说到底,还是筹备阶段的预估出了大问题,临到开赛才补窟窿,买单的却是所有参赛队伍。
第三道坎,是赛场分布的极度分散。别看这届赛事叫“爱知·名古屋亚运会”,真比起来根本不是一个城市的事。
五十三个竞赛场馆,除了爱知县内的主赛场,游泳跳水放在东京水上运动中心,花样游泳在静冈,足球、赛艇还要去岐阜、大阪,等于横跨了大半个本州岛。
对中国代表团来说,这意味着不同项目的队伍要分头奔赴不同城市,团部很难统一协调。
日本人说这是“利用现有场馆、简约办赛”,听起来挺环保,实则是把办赛的便利成本全部转嫁给了参赛者。

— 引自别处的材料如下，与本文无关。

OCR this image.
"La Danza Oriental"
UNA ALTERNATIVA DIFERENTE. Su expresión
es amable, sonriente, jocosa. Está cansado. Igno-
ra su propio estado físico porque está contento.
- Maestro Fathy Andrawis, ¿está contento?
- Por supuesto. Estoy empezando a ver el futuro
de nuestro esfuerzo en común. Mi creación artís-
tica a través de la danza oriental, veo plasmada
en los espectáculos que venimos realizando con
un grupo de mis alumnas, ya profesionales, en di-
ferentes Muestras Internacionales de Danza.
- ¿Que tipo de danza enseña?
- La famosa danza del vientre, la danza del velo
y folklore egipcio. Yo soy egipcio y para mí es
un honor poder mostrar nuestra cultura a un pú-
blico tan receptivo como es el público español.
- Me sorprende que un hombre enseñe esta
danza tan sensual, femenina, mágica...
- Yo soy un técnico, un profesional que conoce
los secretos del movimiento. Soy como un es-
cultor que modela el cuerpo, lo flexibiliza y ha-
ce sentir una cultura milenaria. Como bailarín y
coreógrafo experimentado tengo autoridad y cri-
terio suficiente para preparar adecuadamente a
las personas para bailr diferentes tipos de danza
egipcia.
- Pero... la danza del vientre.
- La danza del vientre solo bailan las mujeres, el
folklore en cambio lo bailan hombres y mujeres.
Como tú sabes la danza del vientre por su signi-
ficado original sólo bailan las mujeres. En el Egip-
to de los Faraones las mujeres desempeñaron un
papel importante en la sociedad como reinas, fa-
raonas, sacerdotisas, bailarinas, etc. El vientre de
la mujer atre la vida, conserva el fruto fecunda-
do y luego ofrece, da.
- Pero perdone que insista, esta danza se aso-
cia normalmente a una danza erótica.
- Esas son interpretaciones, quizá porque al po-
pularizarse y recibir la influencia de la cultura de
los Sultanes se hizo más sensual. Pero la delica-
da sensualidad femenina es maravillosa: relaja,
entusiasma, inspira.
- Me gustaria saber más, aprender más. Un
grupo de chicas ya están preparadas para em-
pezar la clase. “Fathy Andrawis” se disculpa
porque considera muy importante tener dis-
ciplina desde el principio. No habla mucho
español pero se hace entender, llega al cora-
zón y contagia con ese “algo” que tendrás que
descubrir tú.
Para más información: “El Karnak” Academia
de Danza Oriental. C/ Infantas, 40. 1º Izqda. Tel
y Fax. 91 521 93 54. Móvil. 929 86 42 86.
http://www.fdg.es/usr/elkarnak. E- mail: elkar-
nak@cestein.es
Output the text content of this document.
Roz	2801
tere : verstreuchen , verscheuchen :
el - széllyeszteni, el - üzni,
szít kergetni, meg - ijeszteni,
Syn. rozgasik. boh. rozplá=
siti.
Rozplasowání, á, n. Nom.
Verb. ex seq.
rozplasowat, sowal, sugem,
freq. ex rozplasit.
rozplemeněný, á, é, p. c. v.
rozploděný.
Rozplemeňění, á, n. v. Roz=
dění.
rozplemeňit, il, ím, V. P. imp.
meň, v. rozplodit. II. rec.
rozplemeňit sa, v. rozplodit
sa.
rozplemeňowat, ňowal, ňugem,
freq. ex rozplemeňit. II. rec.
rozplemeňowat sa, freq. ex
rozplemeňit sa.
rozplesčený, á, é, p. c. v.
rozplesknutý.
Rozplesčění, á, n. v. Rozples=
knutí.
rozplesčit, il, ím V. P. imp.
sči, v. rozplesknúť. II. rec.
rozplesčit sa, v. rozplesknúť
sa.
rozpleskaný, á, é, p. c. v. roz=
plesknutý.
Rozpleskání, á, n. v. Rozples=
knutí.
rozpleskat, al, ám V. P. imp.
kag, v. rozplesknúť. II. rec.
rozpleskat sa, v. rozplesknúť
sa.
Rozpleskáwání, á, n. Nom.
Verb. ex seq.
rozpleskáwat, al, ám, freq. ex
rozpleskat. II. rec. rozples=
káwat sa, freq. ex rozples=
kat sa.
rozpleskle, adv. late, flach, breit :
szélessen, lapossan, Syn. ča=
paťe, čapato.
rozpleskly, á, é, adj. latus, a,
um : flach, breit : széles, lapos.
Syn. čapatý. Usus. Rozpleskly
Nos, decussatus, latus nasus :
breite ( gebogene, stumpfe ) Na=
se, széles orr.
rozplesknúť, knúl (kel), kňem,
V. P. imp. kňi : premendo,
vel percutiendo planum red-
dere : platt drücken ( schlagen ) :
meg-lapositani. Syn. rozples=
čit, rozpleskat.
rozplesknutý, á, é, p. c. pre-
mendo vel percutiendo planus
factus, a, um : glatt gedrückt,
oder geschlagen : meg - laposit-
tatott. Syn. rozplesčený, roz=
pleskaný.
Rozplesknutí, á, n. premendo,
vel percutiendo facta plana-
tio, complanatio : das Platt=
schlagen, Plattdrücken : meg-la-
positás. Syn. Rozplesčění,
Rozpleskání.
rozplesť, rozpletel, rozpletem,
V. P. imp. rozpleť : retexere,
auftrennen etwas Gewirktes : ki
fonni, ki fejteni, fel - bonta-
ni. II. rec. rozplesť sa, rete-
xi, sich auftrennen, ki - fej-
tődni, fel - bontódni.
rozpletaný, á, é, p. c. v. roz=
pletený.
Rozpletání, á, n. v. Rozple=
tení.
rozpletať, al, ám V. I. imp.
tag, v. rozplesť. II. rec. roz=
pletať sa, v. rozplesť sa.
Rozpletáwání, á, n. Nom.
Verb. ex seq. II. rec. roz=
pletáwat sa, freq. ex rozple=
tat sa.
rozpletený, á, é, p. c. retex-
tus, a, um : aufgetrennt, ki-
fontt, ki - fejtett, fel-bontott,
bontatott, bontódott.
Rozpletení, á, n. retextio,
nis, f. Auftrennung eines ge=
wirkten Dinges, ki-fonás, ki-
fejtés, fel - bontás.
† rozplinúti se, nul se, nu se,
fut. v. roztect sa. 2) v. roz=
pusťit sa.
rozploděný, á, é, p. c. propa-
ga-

往届亚运会哪怕场馆分散,也基本都在同一个都市圈内,像这样跨好几个都道府县的,在亚运历史上都少见。运动员是来比赛的,不是来巡回打卡的,天天赶路换酒店,竞技状态怎么保证?
最后一道坎,就是抽签结果扎堆碰强敌。几个受关注的集体项目,签运都算不上好。
男足作为第一档种子队,直接抽进了B组“死亡之组”,同组阿联酋、伊朗、朝鲜,三个对手风格完全不同,西亚技术流、中亚身体流再加上朝鲜的疯跑流,场场都是硬仗,想小组出线都得脱层皮。
男篮这边,和上届亚运会半决赛淘汰自己的菲律宾队同分在C组,小组赛就要直接对话,算是提前遇上老对手。
当然了,抽签这事纯凭运气,说不上东道主动手脚。但架不住前面三道坎已经够折腾,这边签运又一般,难免让人觉得开局不顺。
不过换个角度看,早碰强敌也未必是坏事,小组赛就进入高强度对抗,反而能早点把状态打出来,真到了淘汰赛反而更稳。
把这四道坎放在一起看,与其说是日本故意为难中国队,不如说是这届亚运会本身筹备就问题百出。
预算失控、场馆分散、接待能力不足,是所有参赛队伍共同面对的难题,只不过中国代表团规模大、项目全,感受更明显而已。
我始终觉得,竞技体育最终还是要靠场上实力说话。场外的困难客观存在,但从来不是决定成绩的核心因素。
中国队什么大风大浪没见过,里约奥运会条件更艰苦也照样拿金牌,杭州亚运会主场作战也没见松懈。这些场外的小波折,更像是赛前的一场模拟考,考验的是队伍的适应能力和后勤保障的韧性。